Berlim ocupada
Andreas-Friedrich, Ruth
Diário de Berlim ocupada, 1945-1948 / Ruth
Andreas-Friedrich ; tradução Joubert de
Oliveira Brízida. – São Paulo : Globo, 2012. – (Coleção Globo livros história)
Berlim, Domingo, 20 de abril de 1945
“Eles ainda estão atirando,” diz Frank no escuro. Posso ouvi-lo procurando fósforos. Uma pequena chama brilha, depois esmorece. Fumaça de querosene empesta o porão.
“O que está acontecendo?”
“Estão disparando,” repete Frank.
“Quem?”
Tento entender alguma coisa. Guerra? Não. Quando fomos para a cama, a guerra tinha terminado. Ontem foi a batalha final por Berlim. A linha de frente foi bem na nossa porta. Estávamos sentados no porão. Jo Thäler, Frank, Andrik e Fabian. Heike Burghoff, Dagmar e eu. Dois ilegais, dois semilegais e três quase legais. A turma toda.

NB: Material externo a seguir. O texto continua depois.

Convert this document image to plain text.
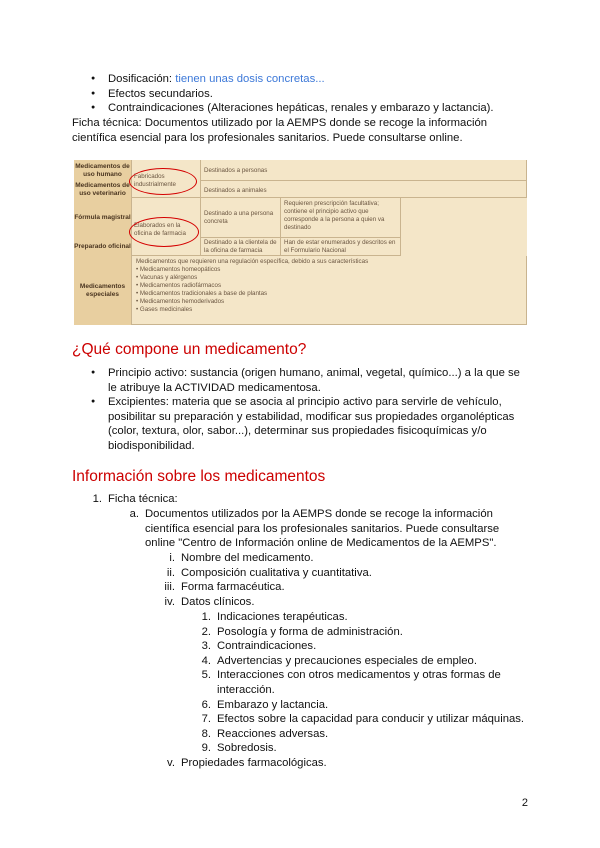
● Dosificación: tienen unas dosis concretas...
● Efectos secundarios.
● Contraindicaciones (Alteraciones hepáticas, renales y embarazo y lactancia).
Ficha técnica: Documentos utilizado por la AEMPS donde se recoge la información científica esencial para los profesionales sanitarios. Puede consultarse online.
Medicamentos de uso humano	Fabricados industrialmente
Destinados a personas
Medicamentos de uso veterinario	Destinados a animales
Fórmula magistral
Elaborados en la oficina de farmacia
Destinado a una persona concreta
Requieren prescripción facultativa; contiene el principio activo que corresponde a la persona a quien va destinado
Preparado oficinal
Destinado a la clientela de la oficina de farmacia
Han de estar enumerados y descritos en el Formulario Nacional
Medicamentos especiales
Medicamentos que requieren una regulación específica, debido a sus características
• Medicamentos homeopáticos
• Vacunas y alérgenos
• Medicamentos radiofármacos
• Medicamentos tradicionales a base de plantas
• Medicamentos hemoderivados
• Gases medicinales
¿Qué compone un medicamento?
● Principio activo: sustancia (origen humano, animal, vegetal, químico...) a la que se le atribuye la ACTIVIDAD medicamentosa.
● Excipientes: materia que se asocia al principio activo para servirle de vehículo, posibilitar su preparación y estabilidad, modificar sus propiedades organolépticas (color, textura, olor, sabor...), determinar sus propiedades fisicoquímicas y/o biodisponibilidad.
Información sobre los medicamentos
1. Ficha técnica:
a. Documentos utilizados por la AEMPS donde se recoge la información científica esencial para los profesionales sanitarios. Puede consultarse online "Centro de Información online de Medicamentos de la AEMPS".
i. Nombre del medicamento.
ii. Composición cualitativa y cuantitativa.
iii. Forma farmacéutica.
iv. Datos clínicos.
1. Indicaciones terapéuticas.
2. Posología y forma de administración.
3. Contraindicaciones.
4. Advertencias y precauciones especiales de empleo.
5. Interacciones con otros medicamentos y otras formas de interacción.
6. Embarazo y lactancia.
7. Efectos sobre la capacidad para conducir y utilizar máquinas.
8. Reacciones adversas.
9. Sobredosis.
v. Propiedades farmacológicas.
2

Aviões de mergulho atacando, lança-chamas, granadas explodindo. De entremeio, “lobisomens.” Seus disparos soando como latidos de cães contra os russos que avançam. De repente, um estouro, depois gritos. “Eles estão chegando,” berra alguém. Estranhos tentam forçar caminho pelo vestíbulo. Andrik corre na direção deles. “Drusya,” o ouvimos exclamar. “Drusya, tovarich!… amigos!” Pronto, fomos vencidos. Agora é comer kaska, o mingau de aveia russo, com soldados russos. E oficiais russos estão alojados nos cômodos de cima…
“Frank,” sussurro, “quem está atirando?”
“Acorde os outros,” diz ele em vez de responder.
Levanto do colchão. A meu lado está Jo Thäler com o cobertor cobrindo a cabeça. A dois passos de distância, Dagmar, respirando fundo como uma criança adormecida. “Acordem!” Avanço aos tropeços para o vestíbulo. “Heike! Fabian!” A meus pés, duas sombras rolam para fora dos colchões dobráveis. “Mas onde está Andrik?”
Seu lugar em frente à porta do porão está vazio. O travesseiro, frio. “Andrik,” grito. Ninguém responde.
Frank acendeu nossa lamparina de abrigo. Improvisada numa jarra de vidro. Uma fuligem avermelhada começa a sair do pavio feito com lã. Nós seis ficamos de pé em torno da pequena mesa onde, por três anos, tem estado nossa parafernália de abrigo. Ainda tontos de sono, ficamos olhando para as máscaras contra gases, as ataduras para queimaduras, os biscoitos, a garrafa com água e uma pilha de óculos para poeira.
“Que está acontecendo?”
“Você não ouve?” – indaga Frank. “Lobisomens!”
A fisionomia infantil de Heike parece apavorada.
Frank meneia a cabeça. “Tudo indica que eles ainda não entregaram os pontos. Como estarão as coisas lá em cima?”
Sobre nossa cabeça, o pisar duro dos soldados. Ouvimos um berro. Alguma coisa como “Rassypatoya.” Soa como um comando. Mais um tiro é disparado.
“Droga!” – resmunga Frank.
De súbito, Andrik reaparece. “Eles precisaram de mim como intérprete,” diz. “Estavam amistosos, mas…”
Tack, tack… tack, tack, tack é o barulho contra a parede.
“E chamam isso de paz,” – suspira Fabian, enquanto enrola uns cigarros.
“Que horas são?”
“Seis da manhã,” diz Jo Thäler.
Dagmar mexe nos nossos suprimentos. “Sugiro comermos alguma coisa.” Empurrando de lado ataduras e óculos, ela põe um pedaço de pão na mesa.
De garrafas, xícaras e potes, coletamos a pouca água que nos restou. Heike espalha geleia em pedaços de pão. “Um gole d’água para cada pedaço de pão,” decide ela. Comemos em silêncio. O copo com água passa de mão em mão.